Microsoft Windows is the most popular end-user, general purpose operating system in the world. Depending on who you ask, and what assumptions you make about how such things are counted, Apple MacOS X is the second most popular. Canonical's Ubuntu Linux is arguably third, if a guess is needed. Interestingly, that is also the order in which we could rank their security problems.

  • Microsoft Windows has an atrocious record for dealing with vulnerabilities. It also uses a deeply security-unconscious architecture, and is built on the philosophy that "more is more" -- far from a minimalist "less is more" philosophy that recognizes the connection between simplicity and security. These and other difficulties result in a design that simply begs to be compromised. While a number of security focused initiatives have been undertaken to turn the poor security reputation of Microsoft around, many relentlessly bad security policies coupled with certain realities of featuritis and other lack-of-design features add up to a losing battle.
  • Apple MacOS X is built on a much stronger core architecture, including a microkernel, a primarily BSD Unix userland beneath the GUI, and an innovative high-level API taken straight from '90s acquisition NeXT Software. Despite all this, Apple's strict policies -- bordering on "control freak" in some cases, and willful ignorance in others -- conspire to undermine that foundation and infect Mac OS X with poor security characteristics. One symptom of this is the unconscionably slow response to security vulnerabilities, in many cases actually making MS Windows patching policy look good by comparison.
  • Finally, Canonical's Ubuntu Linux is, with every release, rapidly approaching the sort of bloat we have come to expect and loathe from Microsoft's flagship operating system. At least in part because it primarily relies on open source software developed outside of Canonical, and benefits from the often better security policies of those outside projects, Ubuntu does not suffer the same rate of creeping corruption of security that afflicts Mac OS X. That creeping corruption is still an ongoing problem, however. Ever-more bloat, ever-tighter coupling between system components, and increasing focus on superficial end user enticements as a higher priority than good system design: these things lead to a system that resembles its more popular, less well secured competitors, more and more all the time.

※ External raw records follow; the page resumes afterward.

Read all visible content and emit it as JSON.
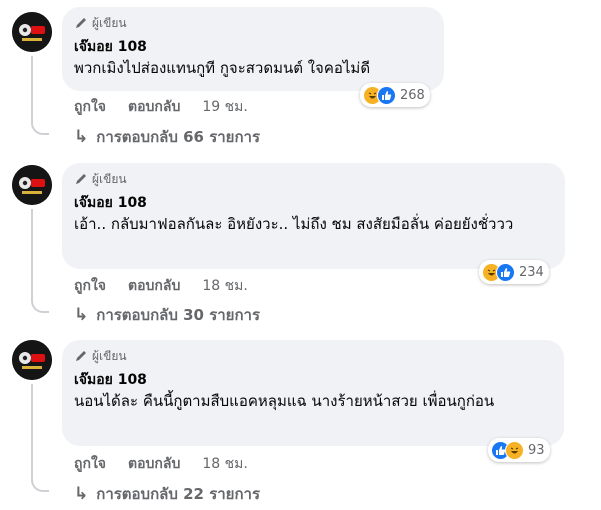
{
  "comments": [
    {
      "badge": "ผู้เขียน",
      "author": "เจ๊มอย 108",
      "text": "พวกเมิงไปส่องแทนกูที กูจะสวดมนต์ ใจคอไม่ดี",
      "reaction_count": "268",
      "reactions": [
        "haha-icon",
        "like-icon"
      ],
      "like_label": "ถูกใจ",
      "reply_label": "ตอบกลับ",
      "time": "19 ชม.",
      "replies": "การตอบกลับ 66 รายการ"
    },
    {
      "badge": "ผู้เขียน",
      "author": "เจ๊มอย 108",
      "text": "เอ้า.. กลับมาฟอลกันละ อิหยังวะ.. ไม่ถึง ชม สงสัยมือลั่น ค่อยยังชั่ววว",
      "reaction_count": "234",
      "reactions": [
        "haha-icon",
        "like-icon"
      ],
      "like_label": "ถูกใจ",
      "reply_label": "ตอบกลับ",
      "time": "18 ชม.",
      "replies": "การตอบกลับ 30 รายการ"
    },
    {
      "badge": "ผู้เขียน",
      "author": "เจ๊มอย 108",
      "text": "นอนได้ละ คืนนี้กูตามสืบแอคหลุมแฉ นางร้ายหน้าสวย เพื่อนกูก่อน",
      "reaction_count": "93",
      "reactions": [
        "like-icon",
        "haha-icon"
      ],
      "like_label": "ถูกใจ",
      "reply_label": "ตอบกลับ",
      "time": "18 ชม.",
      "replies": "การตอบกลับ 22 รายการ"
    }
  ],
  "colors": {
    "bubble": "#f0f2f5",
    "secondary_text": "#65676b",
    "like_blue": "#1877f2",
    "haha_yellow": "#f7b125"
  }
}
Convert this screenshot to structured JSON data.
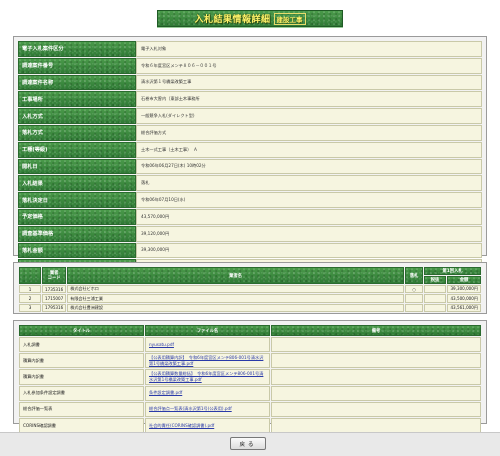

By contrast, consider the case of some less-popular operating systems that have, to some extent, remained unpopular because of their focus on correct design decisions, security conscious maintenance, and keeping the system reasonably lean and stable. Among these operating systems are:

  • More technically oriented Linux distributions like Debian and Slackware
  • The "popular" BSD Unix system, FreeBSD
  • The most security conscious BSD Unix systems -- correctness obsessed NetBSD and security auditing obsessed OpenBSD

That is, in fact, arguably the order of these systems from least secure to most secure, as well as from most popular to least popular. It correlates very strongly with their level of disdain for the most widespread popularity where it conflicts at all with good system design. Even the least popular among them have millions of users around the world, in one capacity or another, and would thus be quite worthy targets for malicious security crackers. In fact, the tendency for those on the more-secure end of that spectrum is to be used for public-facing servers, thus also making them on average higher value targets, on a case by case basis. Despite all this, their security records are much more admirable than those of MS Windows, Apple MacOS X, and Ubuntu Linux.

Popularity does not correlate with the failure of real security just because malicious security crackers avoid the second- and third-most popular options. It does, however, correlate well with the failure of real security when that popularity produces social pressures that undermine the security of system design and maintenance.